5: Heat conduction: install the radiator; conduction of other installation structural parts.
6: Thermal convection: natural convection; forced cooling convection. The analysis of the above factors is an effective way to solve the problem of PCB temperature rise. These factors are often interrelated and dependent in a product and system. Most factors should be analyzed according to the actual situation, and only for a specific actual situation can we calculate or estimate parameters such as temperature rise and power consumption more correctly.
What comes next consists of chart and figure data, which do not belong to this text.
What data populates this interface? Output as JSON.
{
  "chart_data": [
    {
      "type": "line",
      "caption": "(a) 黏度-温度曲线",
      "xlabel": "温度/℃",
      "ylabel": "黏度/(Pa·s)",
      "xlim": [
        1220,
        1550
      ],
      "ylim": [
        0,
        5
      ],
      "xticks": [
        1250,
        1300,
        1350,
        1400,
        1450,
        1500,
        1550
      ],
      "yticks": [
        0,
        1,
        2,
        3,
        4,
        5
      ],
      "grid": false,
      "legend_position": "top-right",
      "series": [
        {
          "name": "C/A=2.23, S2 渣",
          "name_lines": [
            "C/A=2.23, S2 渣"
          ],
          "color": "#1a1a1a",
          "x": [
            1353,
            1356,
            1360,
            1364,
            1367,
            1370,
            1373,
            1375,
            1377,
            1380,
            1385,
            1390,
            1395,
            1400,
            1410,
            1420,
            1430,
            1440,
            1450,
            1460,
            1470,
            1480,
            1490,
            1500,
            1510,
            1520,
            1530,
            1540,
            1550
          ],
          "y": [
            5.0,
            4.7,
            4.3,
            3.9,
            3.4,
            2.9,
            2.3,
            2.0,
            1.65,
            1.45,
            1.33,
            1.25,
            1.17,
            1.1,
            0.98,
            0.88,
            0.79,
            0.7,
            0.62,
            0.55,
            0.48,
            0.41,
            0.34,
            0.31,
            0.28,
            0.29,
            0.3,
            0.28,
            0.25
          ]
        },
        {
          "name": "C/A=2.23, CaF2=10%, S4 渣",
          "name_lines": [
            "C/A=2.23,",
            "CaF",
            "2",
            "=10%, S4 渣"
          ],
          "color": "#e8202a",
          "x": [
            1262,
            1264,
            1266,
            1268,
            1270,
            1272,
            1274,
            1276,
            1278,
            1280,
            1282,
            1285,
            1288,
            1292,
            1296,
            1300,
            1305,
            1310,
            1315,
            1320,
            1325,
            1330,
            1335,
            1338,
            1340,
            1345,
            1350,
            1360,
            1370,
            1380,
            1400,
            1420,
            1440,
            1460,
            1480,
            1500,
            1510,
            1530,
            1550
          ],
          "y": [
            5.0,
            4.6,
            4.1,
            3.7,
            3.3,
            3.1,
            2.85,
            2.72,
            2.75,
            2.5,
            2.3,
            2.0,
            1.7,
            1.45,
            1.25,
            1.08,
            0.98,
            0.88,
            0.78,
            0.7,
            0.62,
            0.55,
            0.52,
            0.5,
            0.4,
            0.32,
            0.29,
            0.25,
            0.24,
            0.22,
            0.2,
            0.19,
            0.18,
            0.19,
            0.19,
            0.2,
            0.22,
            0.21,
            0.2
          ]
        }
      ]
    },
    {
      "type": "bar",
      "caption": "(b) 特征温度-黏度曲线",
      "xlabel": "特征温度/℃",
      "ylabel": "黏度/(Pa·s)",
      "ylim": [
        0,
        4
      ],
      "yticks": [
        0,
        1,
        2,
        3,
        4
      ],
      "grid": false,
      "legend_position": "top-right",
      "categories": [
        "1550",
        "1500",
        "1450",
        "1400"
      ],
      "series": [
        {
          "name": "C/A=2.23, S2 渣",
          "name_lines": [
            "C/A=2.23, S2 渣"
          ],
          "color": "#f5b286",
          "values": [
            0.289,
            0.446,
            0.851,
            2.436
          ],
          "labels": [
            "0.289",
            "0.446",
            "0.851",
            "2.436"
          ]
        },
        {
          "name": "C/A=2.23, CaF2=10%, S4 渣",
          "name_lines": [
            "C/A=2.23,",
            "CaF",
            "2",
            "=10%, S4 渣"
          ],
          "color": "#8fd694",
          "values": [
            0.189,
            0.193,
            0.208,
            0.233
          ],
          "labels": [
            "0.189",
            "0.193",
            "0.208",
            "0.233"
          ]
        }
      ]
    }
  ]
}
Second, the impact of the number of PCB vias on the quality of the new number
The influence of the number of PCB vias on the signal needs to be verified. In fact, each via has a little high-frequency loss, and the via has a capacitive effect, which will cause the attenuation of the signal's high-order harmonics, which is manifested as a slower signal rise time. For a via, the impact caused by it is insignificant compared to the attenuation caused by the entire trace. The attenuation caused by the via is negligible, and the rise time range of 0.5~1.0ns (500~1000ps) is used by the designer. For components (or faster), the edge slowing of tens of picoseconds caused by a via is relatively insignificant. For very high-speed designs, the impact of multiple vias should be considered and should be minimized. Number of holes.
Vias will also cause the signal transmission time to become longer. Generally, the effect of a via is about a few hundred picoseconds of trace delay. For long traces on the backplane, the effect of a via can also be ignored.
Suggestions for vias in the PCB design process:
Minimize the number of vias.
When changing layers of wiring, it is preferable to switch between planes with continuous impedance.
For signals below 1GHz, priority is given to internal wiring to reduce the effect of radiation, rather than avoiding vias.